Principal components analysis
Principal components analysis (PCA) provides a method of explaining the covariance structure among a large system of measurements by generating a smaller number of artificial variates. In this manner, principal components can be used objectively to evaluate variation in measurements and to increase understanding of structural relationships as an entity rather than as a series of individual and independent relationships. In PCA, the variables are treated equally as opposed to being divided into dependent and independent variables, as is done in regression analysis. The original variables are transformed into new uncorrelated variables that are called principal components (PC). Each PC is a linear combination of the original variables. The initial variates are replaced with a smaller number of latent variates (the PC) allowing the data to be summarized more concisely with minimal loss of information. Thus, instead of analysing a large number of original variables with complex interrelationships, the investigator can analyse a smaller number of uncorrelated PCs (Morrison, 1976).

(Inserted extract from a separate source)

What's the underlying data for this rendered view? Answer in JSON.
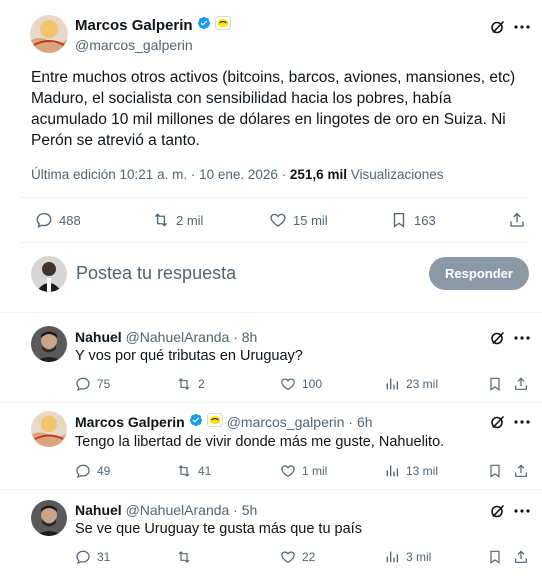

One of the measures used to determine the amount of information conveyed by each PC is its variance (usually known as eigenvalue). For this reason, the PCs are arranged in order of decreasing variance. Thus, the most informative PC is the first and the least informative is the last while a variable with zero variance does not distinguish between the members of the population. To reduce the dimensionality of a problem, only the first few PCs are analysed. The PCs not analysed convey only a small amount of information since their variances are small. The number of components selected may be determined by examining the proportion of total variance explained by each component. The cumulative proportion of total variance indicates, to the investigator, just how much information is retained by selecting a specified number of components. Ideally, we wish to obtain a small number of PCs which explain a large percentage of the total variance. Once the number of PCs is selected, the investigator should examine the coefficients defining each of them to assign an interpretation to the components. A high coefficient of a PC on a given variable is an indication of high correlation between that variable and the PC. PC scatter graphs are drawn by plotting the PC coefficients. Two- and three-dimensional scatter graphs have been used. Related breeds are clustered together.
The PCA procedures in genetic studies were described by Cavalli-Sforza et al. (1994). In animal genetic diversity studies, PCs have been used to determine relationships among populations, supplementing relationships determined using phylogenetic analyses (e.g. Okomo, 1997). PCs can be more convenient than phylogenetic trees if clusters of populations are more visible. They are also more flexible than trees since they can use a greater number of parameters. It is usually easier to compare PC maps than it is to compare trees.